Falmouth may become the “poster child” for how not to site some onshore wind turbines if the state environmental officials decide that the town relied on data that was not properly compiled by consultants during the study phase. Meanwhile, Cape Wind draws yet another challenge.
Energy hogs in western Massachusetts can expect to pay more for electricity if they don’t start conserving, according to the president for Western Massachusetts Electric. The company provides electricity to 200,000 customers.
The Cape Cod Times has this round-up of potential cuts to social services to low-income families and individuals on the Cape.
The Springfield Republican supports a White House proposal to gradually do away with Fannie Mae and Freddie Mac.

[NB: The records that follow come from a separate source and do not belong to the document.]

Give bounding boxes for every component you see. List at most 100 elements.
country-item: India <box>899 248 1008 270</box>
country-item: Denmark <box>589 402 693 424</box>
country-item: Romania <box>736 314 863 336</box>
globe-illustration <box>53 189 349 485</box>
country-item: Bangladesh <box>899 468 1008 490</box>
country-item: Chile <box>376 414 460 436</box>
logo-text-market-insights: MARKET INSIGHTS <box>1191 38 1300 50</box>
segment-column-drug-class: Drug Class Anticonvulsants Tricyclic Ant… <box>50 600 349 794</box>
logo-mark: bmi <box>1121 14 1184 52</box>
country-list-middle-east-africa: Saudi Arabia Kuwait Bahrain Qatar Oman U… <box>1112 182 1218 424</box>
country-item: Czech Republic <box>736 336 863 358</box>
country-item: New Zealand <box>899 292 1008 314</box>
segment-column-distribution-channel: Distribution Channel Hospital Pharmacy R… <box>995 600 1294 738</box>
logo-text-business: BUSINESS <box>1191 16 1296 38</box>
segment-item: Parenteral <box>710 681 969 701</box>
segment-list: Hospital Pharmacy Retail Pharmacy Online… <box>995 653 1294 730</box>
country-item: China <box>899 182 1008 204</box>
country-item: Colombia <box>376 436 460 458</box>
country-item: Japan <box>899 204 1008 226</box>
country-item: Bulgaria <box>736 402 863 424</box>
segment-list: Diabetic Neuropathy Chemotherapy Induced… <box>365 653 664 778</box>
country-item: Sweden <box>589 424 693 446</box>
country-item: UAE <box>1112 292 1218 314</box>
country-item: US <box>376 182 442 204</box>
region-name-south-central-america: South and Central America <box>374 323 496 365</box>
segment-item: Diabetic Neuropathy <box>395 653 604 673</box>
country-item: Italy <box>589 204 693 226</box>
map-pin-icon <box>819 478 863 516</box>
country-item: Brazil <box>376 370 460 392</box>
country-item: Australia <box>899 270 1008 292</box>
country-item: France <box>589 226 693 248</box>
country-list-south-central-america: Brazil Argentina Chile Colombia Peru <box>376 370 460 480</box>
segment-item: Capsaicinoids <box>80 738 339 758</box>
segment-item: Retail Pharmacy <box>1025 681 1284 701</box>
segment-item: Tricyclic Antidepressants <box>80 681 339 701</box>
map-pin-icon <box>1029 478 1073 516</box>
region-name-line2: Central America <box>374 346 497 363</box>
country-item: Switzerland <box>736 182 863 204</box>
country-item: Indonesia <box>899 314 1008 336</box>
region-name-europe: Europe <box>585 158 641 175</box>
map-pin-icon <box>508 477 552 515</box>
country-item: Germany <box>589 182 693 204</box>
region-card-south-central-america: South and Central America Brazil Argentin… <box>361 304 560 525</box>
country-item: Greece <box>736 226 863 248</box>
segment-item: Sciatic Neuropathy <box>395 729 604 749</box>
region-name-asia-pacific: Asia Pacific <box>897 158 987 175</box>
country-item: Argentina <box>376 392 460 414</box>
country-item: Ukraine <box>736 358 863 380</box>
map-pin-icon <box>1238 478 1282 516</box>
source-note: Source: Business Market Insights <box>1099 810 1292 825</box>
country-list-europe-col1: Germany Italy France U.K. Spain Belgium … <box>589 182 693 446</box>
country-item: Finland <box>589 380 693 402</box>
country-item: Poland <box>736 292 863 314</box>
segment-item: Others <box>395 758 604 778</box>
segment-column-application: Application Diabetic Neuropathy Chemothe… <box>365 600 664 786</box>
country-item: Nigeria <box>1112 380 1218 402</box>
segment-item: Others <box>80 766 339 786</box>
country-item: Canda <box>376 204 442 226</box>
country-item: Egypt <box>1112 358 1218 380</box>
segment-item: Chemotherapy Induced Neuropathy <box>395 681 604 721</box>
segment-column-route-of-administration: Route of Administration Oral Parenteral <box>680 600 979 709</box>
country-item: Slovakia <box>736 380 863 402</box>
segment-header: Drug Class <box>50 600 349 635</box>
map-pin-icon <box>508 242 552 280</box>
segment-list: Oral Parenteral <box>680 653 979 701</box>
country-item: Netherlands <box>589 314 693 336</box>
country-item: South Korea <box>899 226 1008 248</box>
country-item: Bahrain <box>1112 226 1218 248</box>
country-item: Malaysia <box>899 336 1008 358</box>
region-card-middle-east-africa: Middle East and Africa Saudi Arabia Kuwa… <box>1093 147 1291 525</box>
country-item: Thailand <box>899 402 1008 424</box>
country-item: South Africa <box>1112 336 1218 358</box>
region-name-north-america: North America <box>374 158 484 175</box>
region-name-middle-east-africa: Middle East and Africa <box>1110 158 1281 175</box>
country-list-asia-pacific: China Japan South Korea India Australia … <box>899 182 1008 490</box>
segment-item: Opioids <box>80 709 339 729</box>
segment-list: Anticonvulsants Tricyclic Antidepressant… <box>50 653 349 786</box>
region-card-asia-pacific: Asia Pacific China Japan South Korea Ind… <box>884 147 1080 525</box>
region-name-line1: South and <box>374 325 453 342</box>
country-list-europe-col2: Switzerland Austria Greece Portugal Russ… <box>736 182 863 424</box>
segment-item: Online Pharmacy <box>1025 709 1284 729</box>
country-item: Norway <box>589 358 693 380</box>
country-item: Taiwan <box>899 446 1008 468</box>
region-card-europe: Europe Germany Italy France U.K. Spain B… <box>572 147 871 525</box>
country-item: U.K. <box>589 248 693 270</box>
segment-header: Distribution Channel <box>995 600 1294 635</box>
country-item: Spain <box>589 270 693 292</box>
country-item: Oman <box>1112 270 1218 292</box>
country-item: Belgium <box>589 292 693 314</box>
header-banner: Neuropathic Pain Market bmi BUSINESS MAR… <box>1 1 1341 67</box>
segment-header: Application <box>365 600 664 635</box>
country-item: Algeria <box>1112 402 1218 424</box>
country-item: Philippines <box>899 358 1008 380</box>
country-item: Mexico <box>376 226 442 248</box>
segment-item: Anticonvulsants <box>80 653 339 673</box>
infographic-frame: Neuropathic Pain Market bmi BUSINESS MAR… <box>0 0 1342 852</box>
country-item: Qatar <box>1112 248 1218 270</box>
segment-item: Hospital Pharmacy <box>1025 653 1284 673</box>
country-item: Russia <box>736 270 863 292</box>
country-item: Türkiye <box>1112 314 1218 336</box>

Salem Mayor Kimberley Driscoll tells Joe Battenfeld she’s “definitely taking a look at” a run against Sen. Scott Brown.
Meanwhile, Ted Kennedy Jr. decides not to run for the US Senate in Connecticut.
Haley Barbour, a southern gentleman who wants to be president, turns down another chance to disavow a commemorative KKK license plate, saying, “I don’t go around denouncing people.”
STATURE AND STATUES
Talk of erecting a statue of Bill Russell in Boston got a big-time assist yesterday when President Obama endorsed the idea at a White House ceremony where the Celtics legend was one of 15 Americans awarded the Presidential Medal of Freedom.
Margaret McKenna, a one-time civil rights lawyer and former president of Lesley University in Cambridge, is now running one of the biggest corporate philanthropy operations in the country, the Walmart Foundation.
Boston students complain that they aren’t getting enough sex education, particularly on how to prevent unsafe sex activity, WBUR reports.
BOSTON POLITICSTito Jackson showed that he’s a man of electoral action, romping over five fellow candidates in yesterday’s preliminary special election to fill the Roxbury-based city council seat formerly held by Chuck Turner. Jackson will face second place finisher Cornell Mills in the March 15 final election, but after collecting nearly 70 percent of yesterday’s vote, he’s the overwhelming favorite.